Keane : Solitaire
Cinéma

Keane : Solitaire

Dans Keane, le cinéaste indépendant new-yorkais Lodge Kerrigan s’attache aux pas d’un itinérant en déroute émotive.

Nous les croisons tous les jours sur la rue, ces hommes et ces femmes souffrant de troubles mentaux, schizophrènes ou paranoïaques, prisonniers dans leur monde intérieur où ils combattent des démons que le passant ne peut soupçonner. Ils se parlent à eux-mêmes et parfois nous interpellent. Nous fuyons leur regard, en faisant semblant qu’ils n’existent pas.

Impossible, cependant, de se défiler ainsi durant la projection de Keane. Pendant 93 minutes, la caméra à l’épaule du cinéaste Lodge Kerrigan traque sans relâche, de façon impudique et insistante, un homme schizophrène dans les rues de Manhattan. Cet homme est William Keane, joué avec une sobriété exemplaire par Damian Lewis. Dans ce film d’une rigueur implacable, voire franchement austère, le spectateur est plongé dans l’orbite immédiate du personnage, dont on ne s’éloigne jamais, sans pourtant pénétrer son esprit. Pas question, ici, de psychologie 101.

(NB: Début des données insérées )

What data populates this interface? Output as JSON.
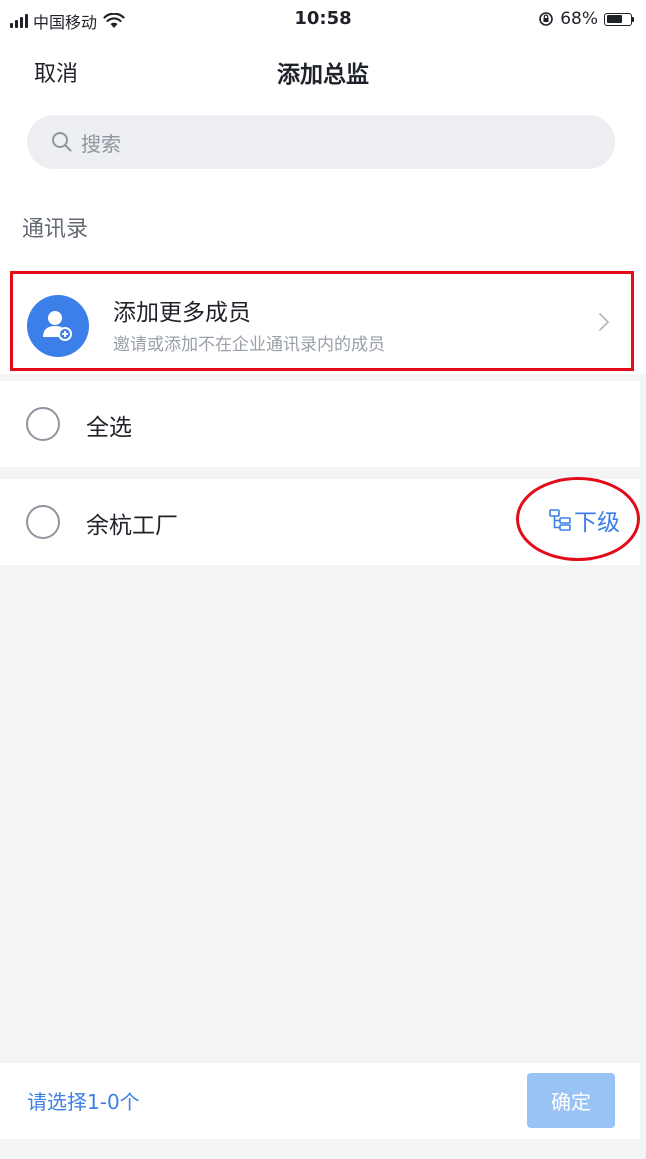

Les seuls éléments d’information livrés aux spectateurs sur cet homme viennent du principal intéressé, qui entretient parfois un dialogue à haute voix avec lui-même. Mais tout ce qu’il raconte peut fort bien n’être que pure invention. Le film tisse ainsi une toile dramatique dont le héros tire les ficelles à sa guise, assortie en sous-texte d’un véritable suspense. En effet, nous apprenons dès le début que le protagoniste serait à la recherche de sa petite fille, qui aurait été enlevée dans la gare d’autobus de New York.

Dans l’hôtel où Keane a élu résidence, il fait la connaissance de Lynn (Amy Ryan) et de sa fille de huit ans, Kira (Abigail Breslin), dont le jeune homme sera amené à s’occuper pendant 24 heures. Une fois le lien de confiance établi entre lui et l’enfant, la table est mise pour que Keane soit tenté d’utiliser la fillette comme appât afin de retrouver le présumé kidnappeur de son propre enfant.

Keane est le genre de films qui tourne le dos à toute forme d’embellissement narratif ou esthétique du récit. Pas de musique, aucun effet artificiel de mise en scène ou de montage (malgré un sens marqué et très efficace du cadrage et de l’ellipse). Il en résulte un film sans faute, une tranche de réalité découpée au couteau, qui repose en bonne partie sur la performance très soutenue de Lewis.